On the capital side, Xenia repurchased 2.95 million shares at an average price of $12.10, reflecting its ongoing approach to return capital to shareholders. Total liquidity stood at $673 million, with ample cash on hand and access to a $500 million credit revolver. The board declared a quarterly dividend of $0.14 per share, continuing the company’s practice of distributing a significant portion of income to shareholders as required by its status as a real estate investment trust.
Looking Ahead
Leadership raised guidance for 2025, signaling confidence following the quarter’s outperformance. The updated outlook includes a full-year Adjusted EBITDAre (non-GAAP) range of $249 million to $263 million, and Adjusted FFO guidance of $166 million to $180 million for the full year. This marks a $14 million increase at the low end for both Adjusted EBITDAre (non-GAAP) and Adjusted FFO (non-GAAP) versus prior guidance, with Adjusted FFO per diluted share is now expected in the range of $1.66 to $1.80 (non-GAAP) for the full year. Management’s comments noted that the outlook for the second half remains "unchanged," but group business is expected to be "particularly strong in the fourth quarter." Capital expenditure plans remain at $75 million to $85 million for the full year.

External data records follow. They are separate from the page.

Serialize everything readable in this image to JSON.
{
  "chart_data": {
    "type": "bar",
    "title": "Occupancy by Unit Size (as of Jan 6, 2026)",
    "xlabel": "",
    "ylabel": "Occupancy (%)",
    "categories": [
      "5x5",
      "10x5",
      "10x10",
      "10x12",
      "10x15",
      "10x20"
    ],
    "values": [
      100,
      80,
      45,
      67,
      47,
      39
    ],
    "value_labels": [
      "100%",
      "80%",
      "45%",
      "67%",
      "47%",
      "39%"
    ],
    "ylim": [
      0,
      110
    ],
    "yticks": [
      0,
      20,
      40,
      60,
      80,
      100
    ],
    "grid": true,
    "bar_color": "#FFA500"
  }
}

The company anticipates that trends in group demand will remain a key driver, while expecting leisure-related revenue to normalize and some regions to experience flat or modest growth. Risks outlined involve continued macroeconomic uncertainty, moderating leisure demand, and competitive challenges in specific cities. Moving forward, investors may want to watch for further progress in group business momentum, the impact of recently completed property upgrades, and the company’s approach to capital allocation in the face of ongoing market volatility.
XHR pays a regular quarterly dividend of $0.14 per share as declared.
Revenue and net income presented using U.S. generally accepted accounting principles (GAAP) unless otherwise noted.